Lernen fördern: Kammermusik in Rolandseck

Lernen fördern: Kammermusik in Rolandseck

Rolandseck. Alle reden über Pisa, und die Ursachen dafür, dass immer mehr Kinder in der Schule nicht mehr mitkommen. Eine der vielfältigen Ursachen liegt in der mangelnden Sprachkompetenz vieler Kinder, denen gerade im sensiblen Alter zwischen drei und sechs Jahren eine kompetente Förderung fehlt.

Hier setzt ein Projekt des Zonta-Clubs Bonn an, der im Bahnhof Rolandseck ein Benefizkonzert zu Gunsten des von ihm initiierten Sprachförderprogramms veranstaltete.

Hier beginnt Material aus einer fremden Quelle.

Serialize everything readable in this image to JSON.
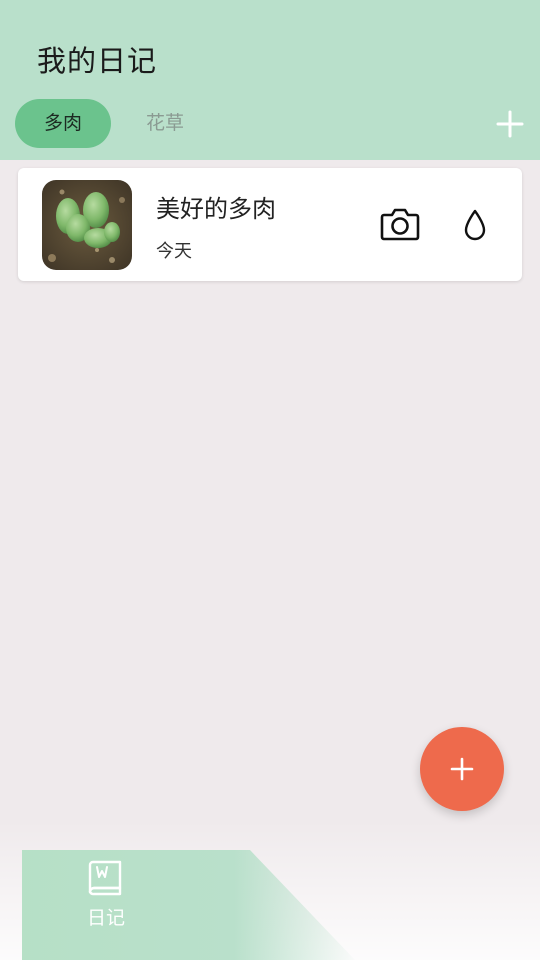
{
  "header": {
    "title": "我的日记",
    "background_color": "#b9e0cb",
    "tabs": [
      {
        "label": "多肉",
        "active": true
      },
      {
        "label": "花草",
        "active": false
      }
    ],
    "add_icon": "plus-icon"
  },
  "diary_list": [
    {
      "title": "美好的多肉",
      "date": "今天",
      "thumbnail": "succulent-photo",
      "actions": [
        "camera-icon",
        "water-drop-icon"
      ]
    }
  ],
  "fab": {
    "icon": "plus-icon",
    "color": "#ee6a4c"
  },
  "bottom_nav": {
    "items": [
      {
        "label": "日记",
        "icon": "book-icon",
        "active": true
      }
    ]
  }
}
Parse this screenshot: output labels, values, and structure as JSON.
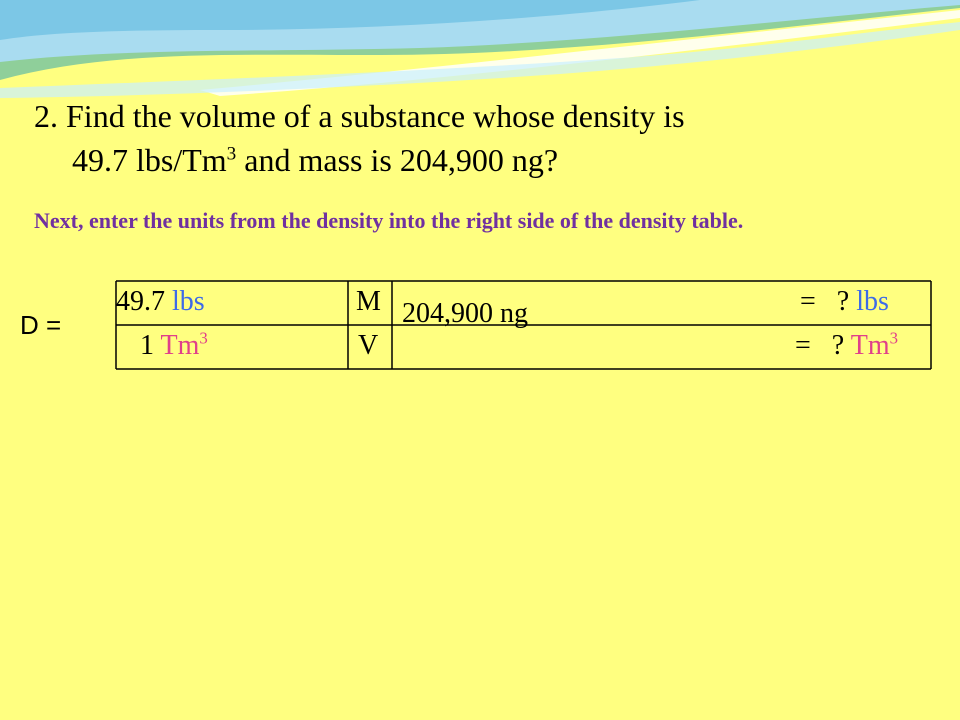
{
  "problem": {
    "line1": "2.  Find the volume of a substance whose density is",
    "line2_prefix": "49.7 lbs/Tm",
    "line2_exp": "3",
    "line2_suffix": "  and mass is 204,900 ng?"
  },
  "instruction": "Next, enter the units from the density into the right side of the density table.",
  "d_label": "D =",
  "table": {
    "density_top_value": "49.7",
    "density_top_unit": "lbs",
    "density_bottom_value": "1",
    "density_bottom_unit": "Tm",
    "density_bottom_exp": "3",
    "m_label": "M",
    "v_label": "V",
    "mass_value": "204,900 ng",
    "mass_result_prefix": "=   ?",
    "mass_result_unit": "lbs",
    "volume_result_prefix": "=   ?",
    "volume_result_unit": "Tm",
    "volume_result_exp": "3"
  },
  "colors": {
    "background": "#ffff80",
    "instruction": "#7030a0",
    "lbs_unit": "#3d6be8",
    "tm_unit": "#e0408a"
  }
}
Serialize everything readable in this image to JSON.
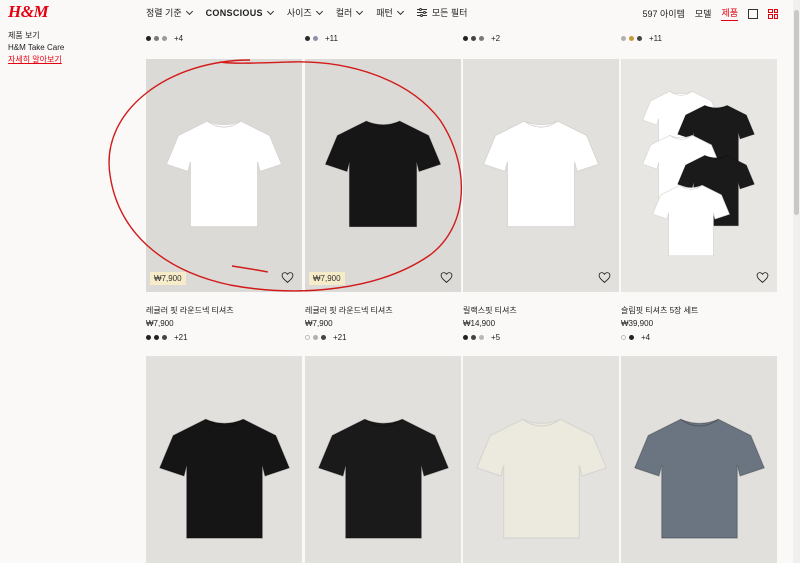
{
  "brand": "H&M",
  "filters": [
    {
      "label": "정렬 기준"
    },
    {
      "label": "CONSCIOUS"
    },
    {
      "label": "사이즈"
    },
    {
      "label": "컬러"
    },
    {
      "label": "패턴"
    }
  ],
  "all_filters_label": "모든 필터",
  "item_count": "597 아이템",
  "view_model": "모델",
  "view_product": "제품",
  "sidebar": {
    "line1": "제품 보기",
    "line2": "H&M Take Care",
    "link": "자세히 알아보기"
  },
  "top_swatch_rows": [
    {
      "colors": [
        "#222222",
        "#7a7a7a",
        "#9a9a9a"
      ],
      "more": "+4"
    },
    {
      "colors": [
        "#2a2a2a",
        "#8c8fb0"
      ],
      "more": "+11"
    },
    {
      "colors": [
        "#222222",
        "#444444",
        "#7a7a7a"
      ],
      "more": "+2"
    },
    {
      "colors": [
        "#b0b0b0",
        "#c69a3a",
        "#444444"
      ],
      "more": "+11"
    }
  ],
  "products": [
    {
      "name": "레귤러 핏 라운드넥 티셔츠",
      "price": "₩7,900",
      "tag": "₩7,900",
      "tee_color": "#ffffff",
      "bg": "#dcdad6",
      "swatches": [
        "#222222",
        "#222222",
        "#444444"
      ],
      "more": "+21"
    },
    {
      "name": "레귤러 핏 라운드넥 티셔츠",
      "price": "₩7,900",
      "tag": "₩7,900",
      "tee_color": "#161616",
      "bg": "#dcdad6",
      "swatches": [
        "#ffffff",
        "#b0b0b0",
        "#444444"
      ],
      "more": "+21"
    },
    {
      "name": "릴랙스핏 티셔츠",
      "price": "₩14,900",
      "tee_color": "#ffffff",
      "bg": "#e2e0dc",
      "swatches": [
        "#222222",
        "#444444",
        "#b8b8b8"
      ],
      "more": "+5"
    },
    {
      "name": "슬림핏 티셔츠 5장 세트",
      "price": "₩39,900",
      "tee_color": "#ffffff",
      "bg": "#e8e6e2",
      "swatches": [
        "#ffffff",
        "#222222"
      ],
      "more": "+4"
    },
    {
      "tee_color": "#151515",
      "bg": "#e2e0dc"
    },
    {
      "tee_color": "#1a1a1a",
      "bg": "#e2e0dc"
    },
    {
      "tee_color": "#ece9df",
      "bg": "#e4e2de"
    },
    {
      "tee_color": "#6b7582",
      "bg": "#e2e0dc"
    }
  ]
}
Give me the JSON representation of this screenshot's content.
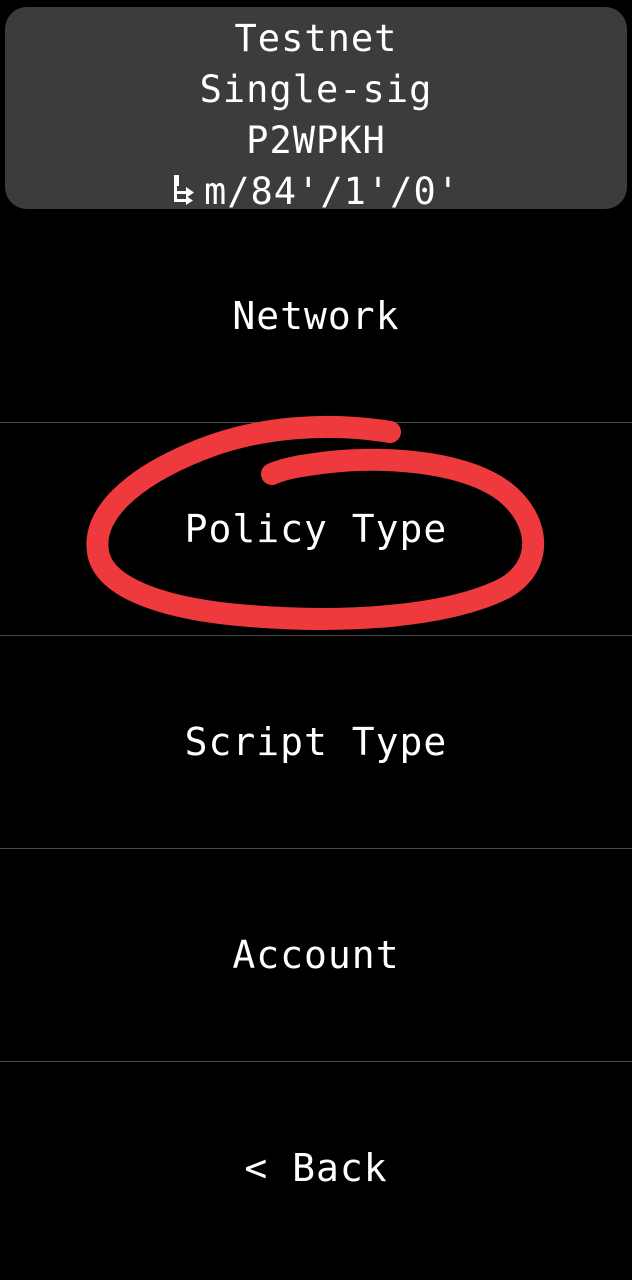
{
  "header": {
    "network": "Testnet",
    "policy": "Single-sig",
    "script": "P2WPKH",
    "derivation_path": "m/84'/1'/0'",
    "derivation_icon": "derivation-path-icon"
  },
  "menu": {
    "items": [
      {
        "label": "Network"
      },
      {
        "label": "Policy Type"
      },
      {
        "label": "Script Type"
      },
      {
        "label": "Account"
      },
      {
        "label": "< Back"
      }
    ]
  },
  "colors": {
    "background": "#000000",
    "header_background": "#3c3c3c",
    "text": "#ffffff",
    "divider": "#4a4a4a",
    "annotation_circle": "#ee3a3d"
  }
}
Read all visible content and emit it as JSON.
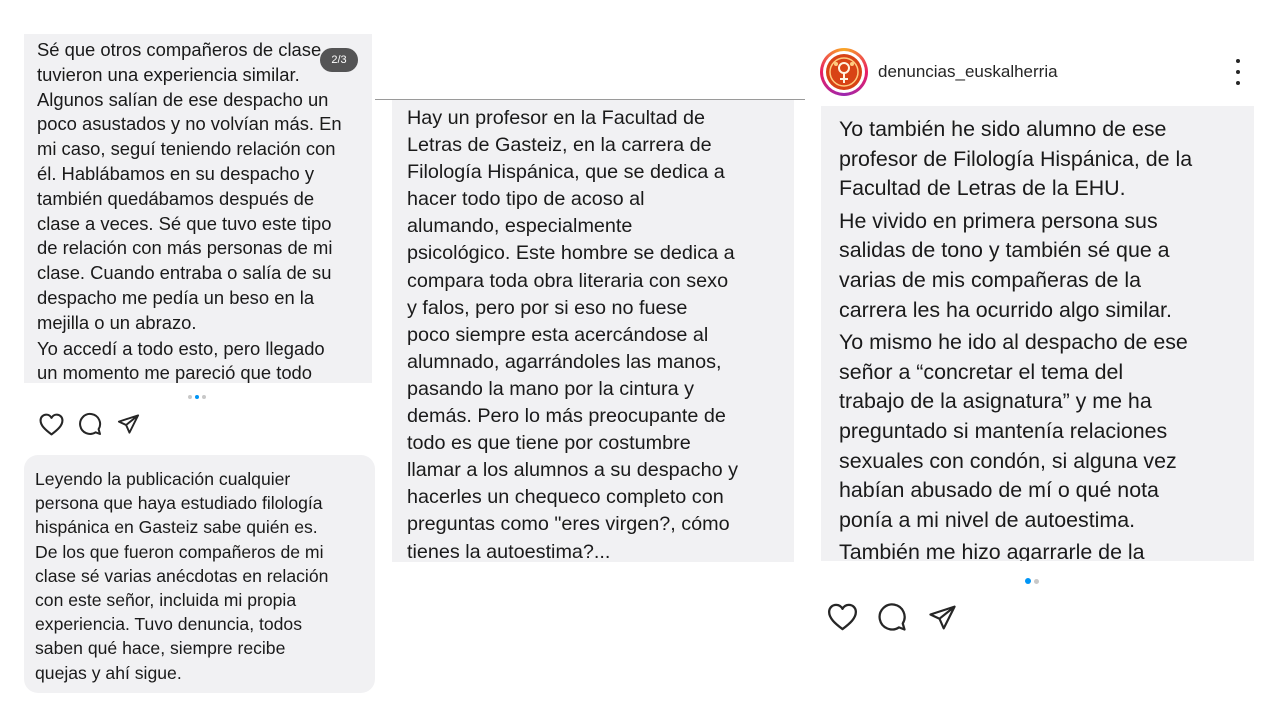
{
  "post_1": {
    "counter": "2/3",
    "text_a": "Sé que otros compañeros de clase\ntuvieron una experiencia similar.\nAlgunos salían de ese despacho un\npoco asustados y no volvían más. En\nmi caso, seguí teniendo relación con\nél. Hablábamos en su despacho y\ntambién quedábamos después de\nclase a veces. Sé que tuvo este tipo\nde relación con más personas de mi\nclase. Cuando entraba o salía de su\ndespacho me pedía un beso en la\nmejilla o un abrazo.",
    "text_b": "Yo accedí a todo esto, pero llegado\nun momento me pareció que todo",
    "carousel": {
      "count": 3,
      "active_index": 1
    },
    "actions": [
      "like-icon",
      "comment-icon",
      "share-icon"
    ]
  },
  "comment": {
    "text": "Leyendo la publicación cualquier\npersona que haya estudiado filología\nhispánica en Gasteiz sabe quién es.\nDe los que fueron compañeros de mi\nclase sé varias anécdotas en relación\ncon este señor, incluida mi propia\nexperiencia. Tuvo denuncia, todos\nsaben qué hace, siempre recibe\nquejas y ahí sigue."
  },
  "post_2": {
    "text": "Hay un profesor en la Facultad de\nLetras de Gasteiz, en la carrera de\nFilología Hispánica, que se dedica a\nhacer todo tipo de acoso al\nalumando, especialmente\npsicológico. Este hombre se dedica a\ncompara toda obra literaria con sexo\ny falos, pero por si eso no fuese\npoco siempre esta acercándose al\nalumnado, agarrándoles las manos,\npasando la mano por la cintura y\ndemás. Pero lo más preocupante de\ntodo es que tiene por costumbre\nllamar a los alumnos a su despacho y\nhacerles un chequeco completo con\npreguntas como \"eres virgen?, cómo\ntienes la autoestima?..."
  },
  "post_3": {
    "username": "denuncias_euskalherria",
    "text_a": "Yo también he sido alumno de ese\nprofesor de Filología Hispánica, de la\nFacultad de Letras de la EHU.",
    "text_b": "He vivido en primera persona sus\nsalidas de tono y también sé que a\nvarias de mis compañeras de la\ncarrera les ha ocurrido algo similar.",
    "text_c": "Yo mismo he ido al despacho de ese\nseñor a “concretar el tema del\ntrabajo de la asignatura” y me ha\npreguntado si mantenía relaciones\nsexuales con condón, si alguna vez\nhabían abusado de mí o qué nota\nponía a mi nivel de autoestima.",
    "text_d": "También me hizo agarrarle de la",
    "carousel": {
      "count": 2,
      "active_index": 0
    },
    "actions": [
      "like-icon",
      "comment-icon",
      "share-icon"
    ]
  },
  "colors": {
    "card_bg": "#f1f1f3",
    "text": "#1a1a1a",
    "accent_dot": "#0095f6",
    "inactive_dot": "#c8c8c8"
  }
}
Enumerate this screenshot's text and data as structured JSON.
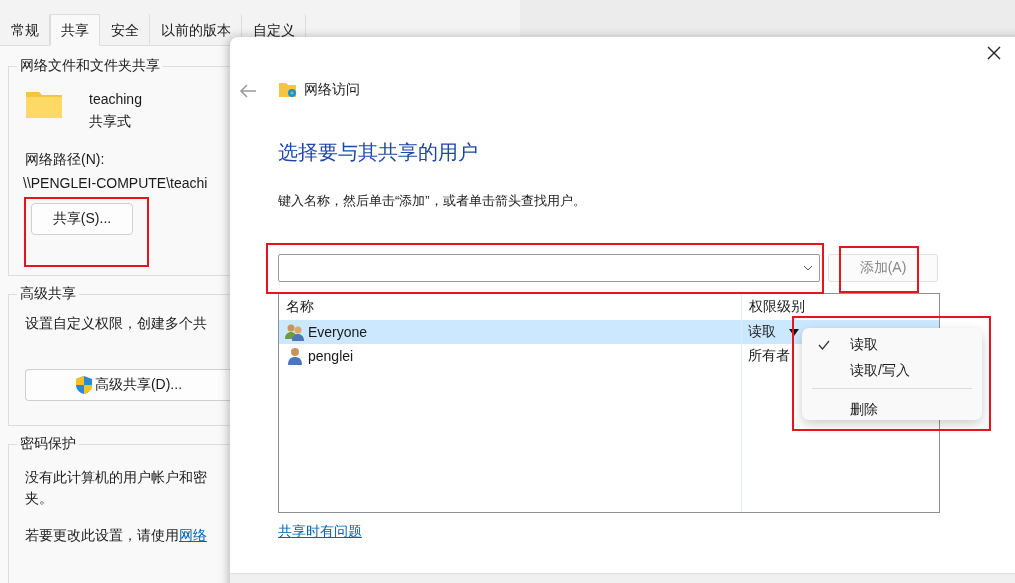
{
  "properties_window": {
    "tabs": [
      {
        "label": "常规",
        "selected": false
      },
      {
        "label": "共享",
        "selected": true
      },
      {
        "label": "安全",
        "selected": false
      },
      {
        "label": "以前的版本",
        "selected": false
      },
      {
        "label": "自定义",
        "selected": false
      }
    ],
    "sharing_group": {
      "title": "网络文件和文件夹共享",
      "folder_name": "teaching",
      "folder_status": "共享式",
      "path_label": "网络路径(N):",
      "path": "\\\\PENGLEI-COMPUTE\\teachi",
      "share_button": "共享(S)..."
    },
    "advanced_group": {
      "title": "高级共享",
      "description": "设置自定义权限，创建多个共",
      "button": "高级共享(D)..."
    },
    "password_group": {
      "title": "密码保护",
      "description": "没有此计算机的用户帐户和密",
      "description_end": "夹。",
      "change_note": "若要更改此设置，请使用",
      "link": "网络"
    }
  },
  "dialog": {
    "title": "网络访问",
    "heading": "选择要与其共享的用户",
    "instruction": "键入名称，然后单击“添加”，或者单击箭头查找用户。",
    "add_button": {
      "label": "添加(A)",
      "disabled": true
    },
    "table": {
      "columns": [
        "名称",
        "权限级别"
      ],
      "rows": [
        {
          "name": "Everyone",
          "kind": "group",
          "permission": "读取",
          "selected": true
        },
        {
          "name": "penglei",
          "kind": "user",
          "permission": "所有者",
          "selected": false
        }
      ]
    },
    "menu": {
      "items": [
        {
          "kind": "option",
          "label": "读取",
          "checked": true
        },
        {
          "kind": "option",
          "label": "读取/写入",
          "checked": false
        },
        {
          "kind": "separator"
        },
        {
          "kind": "option",
          "label": "删除",
          "checked": false
        }
      ]
    },
    "help_link": "共享时有问题"
  }
}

Das Publikum war gerne und zahlreich erschienen, so dass gut 8000 Euro in die Kassen des Projektes flossen.

Mit dem Bariton Miljenko Turk, der Pianistin Eleonora Reznik und der Geigerin Hannah Walter bestritten drei junge Talente das Programm. Den nachhaltigsten Eindruck hinterließ Hannah Walter, die - gerade einmal 16 - die zweite Violinsonate von Paul Hindemith und die Zigeunerweisen op. 20 von Pablo de Sarasate mit einer Virtuosität und Reife spielte, die einfach nur atemberaubend waren.

Man sollte sie im Auge behalten. Eleonore Reznik hingegen kam bei ihren Solo-Darbietungen - Joseph Haydns Sonate Nr. 36 und Wolfgang Amadeus Mozarts Variationen über ein Menuett von J.C. Fischer (KV 179) - über einen gediegenen Eindruck nicht hinaus.

Als Begleiterin von Hannah Walter und Miljenko Turk machte sie dagegen einen weitaus besseren Eindruck. Hier spielte sie ihre pianistischen Stärken voll aus. Turk hinterließ ebenfalls einen bleibenden Eindruck, auch wenn seine Stimme gelegentlich zur Kraftmeierei neigt.

Mit Liedern von Richard Strauß, Peter Tschaikowsky, Franceso Paolo Tosti und Francis Poulenc zeigte das Ensemblemitglied der Kölner Oper, dass ihm besonders die romantisch-pastosen Zwischentöne lagen.